The WaPo quotes Delegate Lamont Bagby, D-Henrico, the head of the Virginia Legislative Black Caucus, as saying McLean’s appointment showed Youngkin’s “callous attitude toward Black history in Virginia and the lingering effects of institutional racism.” In a text message to the Post, he said that Youngkin seemed intent on “erasing our voices, images and pain without flinching. He must believe no one is paying attention to his appointments or he’s just that brazen to repeatedly thumb his nose at us.”

Count on Bagby to insinuate racism, and count on the Post to publish his comments.

The Post quotes McLean as saying in December that “these statues were built to tell the true story of the American South to people 500 years from now.” The Civil War was fought for the “sovereignty of each state and constitutional law.”

“This whole tragedy is that these statues were built to tell the true story of the American South to people 500 years from now,” McLean said to a Richmond radio host last year. “People want to destroy the evidence of that story.”

To the Post’s readership the idea that Virginians fought for “state sovereignty” and not to uphold slavery will be viewed self-evidently absurd, a confabulation of the Lost Cause narrative. Without rehashing the timeless debate over the causes of the Civil War, however, it is indisputable that while the first Southern states to secede from the Union did so explicitly to preserve slavery, Virginia voted initially not to join them. Only when President Lincoln announced the mobilization of an army to force the Southern states back into the Union did Virginia vote to leave the union — on the grounds of preserving state sovereignty.

McLean lays legitimate claim to expertise on the history of Civil War statues. She wrote her PhD dissertation at the University of Virginia on the topic: “Unveiling the Lost Cause: A study of Monuments to the Civil War Memory in Richmond, Virginia and Vicinity.

The dissertation, written in 1998 before the statues became a culture-wars flash point, acknowledges the links between the Confederate statues on Monument Avenue and the Lost Cause mythology as well as African-American opposition at the time to erecting the statues. But the motivations behind the memorials were more complex and nuanced than conveyed today. As McLean wrote:

Agreement existed among white city leaders to establish a corridor based on War memories which promoted Richmond’s self-perception and identity as a place of historical importance. The Avenue’s statues were erected to proclaim the virtues associated with war (courage, leadership, devotion to duty, scientific ingenuity) with which the South wished to be identified. They also are a collective political message about a failed nation’s strength. Today they reveal the dominance of a white, patriarchal, Protestant society and women’s willingness to uphold that social norm.

Other statues honoring enlisted soldiers testified to a “New South” mind-set and  America’s ideal of a democratic republic.

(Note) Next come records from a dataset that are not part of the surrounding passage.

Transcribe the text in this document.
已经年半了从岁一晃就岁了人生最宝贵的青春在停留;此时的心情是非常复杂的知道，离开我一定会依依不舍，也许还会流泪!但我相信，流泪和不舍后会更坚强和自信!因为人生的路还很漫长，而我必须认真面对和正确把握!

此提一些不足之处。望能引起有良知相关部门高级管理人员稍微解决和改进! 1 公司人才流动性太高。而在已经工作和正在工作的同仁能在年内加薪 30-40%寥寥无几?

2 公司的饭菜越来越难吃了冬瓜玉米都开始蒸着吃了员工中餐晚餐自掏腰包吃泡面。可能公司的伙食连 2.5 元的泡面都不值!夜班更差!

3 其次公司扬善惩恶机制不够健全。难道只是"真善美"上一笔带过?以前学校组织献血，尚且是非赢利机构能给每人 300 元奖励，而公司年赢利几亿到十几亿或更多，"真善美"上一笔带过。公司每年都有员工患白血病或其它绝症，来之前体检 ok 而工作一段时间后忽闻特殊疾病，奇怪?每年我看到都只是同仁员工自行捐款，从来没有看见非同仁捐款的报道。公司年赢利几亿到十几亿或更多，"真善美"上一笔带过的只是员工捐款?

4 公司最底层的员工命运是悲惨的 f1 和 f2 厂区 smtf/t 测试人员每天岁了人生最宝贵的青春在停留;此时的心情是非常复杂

“Placing a monument was in some sense a dutiful end-statement, from which society could then move forward,” McLean wrote. But the statues were also political statements, inspired by a search for virtue in tradition and to glorify the past. “They are about resistance to changes imposed from without, resistance to a perceived “northern” way of life…. They also testify to a society condition, the lack of racial equality in the military and in many social institutions at the time of their founding. Thus they supported Jim Crow laws which denied power to minorities.”

In other words, the history is complicated. The statues, wrote Mclean, were “multivalent.” Her dissertation sought to elucidate multiple layers of meaning.

Bacon’s bottom line: Bagby and the Post are signaling in the article that complexity and nuance are unwelcome in any discussion of Civil War memorials. They’ve got their own narrative about the statues’ meaning, they’re sticking to it, and there is zero room for compromise. A new orthodoxy has replaced the old, and dissidents like McLean must be portrayed as extremists whose continued participation in the public dialogue is a matter of controversy. 

Full disclosure: I serve with Ann McLean on the board of The Jefferson Council and have published her articles on Bacon’s Rebellion. We are also collaborating on other initiatives relating to Virginia’s culture wars and assaults on individual liberties.